AMENDMENT NUMBER SIX TO THE HARRIS CORPORATION RETIREMENT PLAN
EX-10.C 4 exhibit10c2qfy17.htm EXHIBIT 10.C Exhibit
Exhibit 10(c)
AMENDMENT NUMBER SIX
TO THE
HARRIS CORPORATION RETIREMENT PLAN
WHEREAS, Harris Corporation, a Delaware corporation (the “Corporation”), heretofore has adopted and maintains the Harris Corporation Retirement Plan, as amended and restated effective January 1, 2016 (the “Plan”);
WHEREAS, pursuant to Section 17.1 of the Plan, the Management Development and Compensation Committee of the Corporation’s Board of Directors (the “Compensation Committee”) has the authority to amend the Plan;
WHEREAS, pursuant to Section 13.3 of the Plan, the Compensation Committee has delegated to the Employee Benefits Committee of the Corporation (the “Employee Benefits Committee”) the authority to adopt non-material amendments to the Plan;
WHEREAS, the Corporation has entered into a Sale Agreement with Speedcast International Limited (“Speedcast”) dated as of November 1, 2016 pursuant to which the Corporation is selling the Harris CapRock Communications business to Speedcast (such agreement, as it may be amended from time to time, the “Sale Agreement”);
WHEREAS, as a result of such sale, the employees of Harris CapRock Communications, Inc. and Maritime Communication Services, Inc., or subsidiaries thereof, will cease to be employed by an entity participating in the Plan (such employees, collectively, the “Transferred U.S. Employees”);
WHEREAS, the Sale Agreement provides that effective as of the “Initial Closing Date” (for all purposes of this Amendment, as such term is defined in the Sale Agreement), each Transferred U.S. Employee shall become fully vested in his or her account balance in the Plan; and
WHEREAS, the Employee Benefits Committee desires to amend the Plan to reflect the above-described term of the Sale Agreement and has determined that such amendment is non-material.
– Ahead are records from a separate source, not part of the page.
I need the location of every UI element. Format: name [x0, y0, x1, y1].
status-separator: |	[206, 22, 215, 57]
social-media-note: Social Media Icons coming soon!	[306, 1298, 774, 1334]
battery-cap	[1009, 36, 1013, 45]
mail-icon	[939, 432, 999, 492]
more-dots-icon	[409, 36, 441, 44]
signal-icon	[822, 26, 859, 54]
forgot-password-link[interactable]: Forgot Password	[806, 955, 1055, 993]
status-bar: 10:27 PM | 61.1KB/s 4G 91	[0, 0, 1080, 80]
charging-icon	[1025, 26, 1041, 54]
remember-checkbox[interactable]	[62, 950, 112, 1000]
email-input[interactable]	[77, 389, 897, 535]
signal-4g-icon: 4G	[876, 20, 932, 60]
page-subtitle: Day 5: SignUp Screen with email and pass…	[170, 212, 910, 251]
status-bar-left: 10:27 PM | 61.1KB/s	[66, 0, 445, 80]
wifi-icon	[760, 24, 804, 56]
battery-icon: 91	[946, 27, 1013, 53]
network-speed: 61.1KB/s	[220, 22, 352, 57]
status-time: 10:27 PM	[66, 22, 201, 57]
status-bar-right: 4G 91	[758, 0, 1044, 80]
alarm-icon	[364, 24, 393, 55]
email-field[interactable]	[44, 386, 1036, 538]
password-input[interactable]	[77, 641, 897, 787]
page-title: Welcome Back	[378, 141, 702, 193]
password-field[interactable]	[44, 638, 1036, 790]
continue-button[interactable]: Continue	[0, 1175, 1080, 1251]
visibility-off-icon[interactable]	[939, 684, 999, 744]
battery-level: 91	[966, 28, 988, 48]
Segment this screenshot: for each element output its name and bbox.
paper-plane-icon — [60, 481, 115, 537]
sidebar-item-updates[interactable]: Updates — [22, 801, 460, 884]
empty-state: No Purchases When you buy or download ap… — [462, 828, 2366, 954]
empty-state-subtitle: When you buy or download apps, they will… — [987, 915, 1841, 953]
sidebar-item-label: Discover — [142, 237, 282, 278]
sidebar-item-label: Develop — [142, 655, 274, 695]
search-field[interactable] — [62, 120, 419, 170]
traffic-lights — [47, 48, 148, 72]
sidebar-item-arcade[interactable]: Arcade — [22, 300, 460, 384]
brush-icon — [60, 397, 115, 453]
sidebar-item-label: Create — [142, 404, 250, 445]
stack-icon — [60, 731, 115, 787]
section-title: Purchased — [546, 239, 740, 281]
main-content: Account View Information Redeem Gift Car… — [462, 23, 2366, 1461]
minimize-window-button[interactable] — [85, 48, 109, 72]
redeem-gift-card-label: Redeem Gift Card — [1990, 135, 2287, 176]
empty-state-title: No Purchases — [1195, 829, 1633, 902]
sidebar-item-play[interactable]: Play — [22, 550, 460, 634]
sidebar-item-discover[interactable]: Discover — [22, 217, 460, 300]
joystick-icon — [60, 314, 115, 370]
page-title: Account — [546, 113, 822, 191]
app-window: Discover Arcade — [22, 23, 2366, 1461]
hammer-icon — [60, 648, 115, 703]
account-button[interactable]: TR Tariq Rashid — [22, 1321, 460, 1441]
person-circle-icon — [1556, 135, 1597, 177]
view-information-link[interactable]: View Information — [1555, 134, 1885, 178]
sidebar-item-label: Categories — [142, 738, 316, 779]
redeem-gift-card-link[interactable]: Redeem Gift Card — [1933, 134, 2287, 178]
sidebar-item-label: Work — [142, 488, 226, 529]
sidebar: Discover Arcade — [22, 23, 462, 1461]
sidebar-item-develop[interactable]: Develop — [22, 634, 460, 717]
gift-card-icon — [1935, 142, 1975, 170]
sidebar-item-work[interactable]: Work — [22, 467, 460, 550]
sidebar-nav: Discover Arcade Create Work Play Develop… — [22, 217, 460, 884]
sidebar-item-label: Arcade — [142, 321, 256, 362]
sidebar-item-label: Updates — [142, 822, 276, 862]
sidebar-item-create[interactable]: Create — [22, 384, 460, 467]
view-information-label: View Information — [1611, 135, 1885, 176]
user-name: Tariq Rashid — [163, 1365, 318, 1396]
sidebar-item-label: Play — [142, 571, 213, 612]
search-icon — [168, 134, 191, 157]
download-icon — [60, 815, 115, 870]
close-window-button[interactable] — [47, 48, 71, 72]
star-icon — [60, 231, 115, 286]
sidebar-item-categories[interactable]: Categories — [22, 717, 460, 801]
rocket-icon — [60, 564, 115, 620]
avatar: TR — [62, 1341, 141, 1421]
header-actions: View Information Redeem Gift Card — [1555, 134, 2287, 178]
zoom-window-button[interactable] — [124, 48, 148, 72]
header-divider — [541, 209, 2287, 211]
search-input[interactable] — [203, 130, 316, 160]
NOW, THEREFORE, BE IT RESOLVED, that Schedule B of the Plan is hereby amended, contingent upon the occurrence of the “Initial Closing” (as such term is defined in the Sale Agreement) and effective as of the Initial Closing Date, to add a new paragraph at the end thereof as follows:
4. Divestiture of the Harris CapRock Communications Business
(a) In General. The Company has entered into a Sale Agreement with Speedcast International Limited dated as of November 1, 2016 pursuant to which the Company will sell the Harris CapRock Communications business to Speedcast International Limited (such agreement, as it may be amended from time to time, the “HCC Sale Agreement”).
(b) Vesting. Notwithstanding any other provision in the Plan, effective as of the “Initial Closing Date” (as such term is defined in the HCC Sale Agreement), the “Transferred U.S. Employees” (as such term is defined in the HCC Sale Agreement) shall be 100% vested in their Accounts under the Plan.
APPROVED by the HARRIS CORPORATION EMPLOYEE BENEFITS COMMITTEE on this 16th day of December, 2016.